As with past innovations, AI will enable people to start enterprises that might have required many people and large sums to launch in the past. The process that takes years for drugs to be conceptualized and analyzed for risks undoubtedly will be greatly reduced. Today in the publishing industry, even before the advent of AI, one or two people can start a publication that would have required a team of multiple people and a lot of money to pay for printing and distribution back in the day of print media. These new economies of scale and technology already apply to countless professions because of the enormous gains in productivity due to technology.
 
By putting such powerful tools into the hands of people who know how to use them wisely, the ability of one person to enhance the value they create is significant. In the same way, as AI enables companies to reduce the number of lower-level people needed to sift through enormous amounts of information, it will in turn enable these same people to be more valuable by mastering the skills required to get the best out of AI through the right query process, along with the ability to sniff out AI hallucinations and falsehoods, just as senior people should check the work of junior people today. 

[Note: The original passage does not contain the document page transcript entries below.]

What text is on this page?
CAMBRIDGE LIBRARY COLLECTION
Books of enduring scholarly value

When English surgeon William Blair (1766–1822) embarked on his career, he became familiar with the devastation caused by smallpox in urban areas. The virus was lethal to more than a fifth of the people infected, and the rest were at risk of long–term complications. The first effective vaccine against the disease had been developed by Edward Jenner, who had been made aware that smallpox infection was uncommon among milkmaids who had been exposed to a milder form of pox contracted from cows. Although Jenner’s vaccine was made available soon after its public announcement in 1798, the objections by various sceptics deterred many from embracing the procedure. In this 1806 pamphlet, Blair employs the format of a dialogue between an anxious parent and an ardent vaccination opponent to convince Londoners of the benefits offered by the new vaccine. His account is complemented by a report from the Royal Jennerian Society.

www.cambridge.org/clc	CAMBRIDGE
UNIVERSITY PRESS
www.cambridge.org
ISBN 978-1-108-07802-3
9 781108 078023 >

Assuming productivity, quality, and innovation continue to foster a growing pie, as they have always done in the past, there should continue to be enough wealth to go around. One can even envision ways in which AI can create new opportunities for disabled, mentally impaired, or neuro-divergent and others tragically under-utilized today. 
 
So, while there will be short-term job losses, just as occurred when so many other professions went away, new ones will emerge. The question is: will AI defy almost all the disruptions before it? Those who promote the hype would have us think so, and with the pace of usage and innovation perhaps faster than any technology before it, it will be a game of cat and mouse as to whether job destruction will outpace job creation.
 
If I had to guess, and it's at best an educated guess, AI will be a net win in terms of jobs in the long run because of the enormous potential gains in productivity that will free up people to do even more great things, but that there will plenty of pain to go around as has occurred with every major disruption in the past.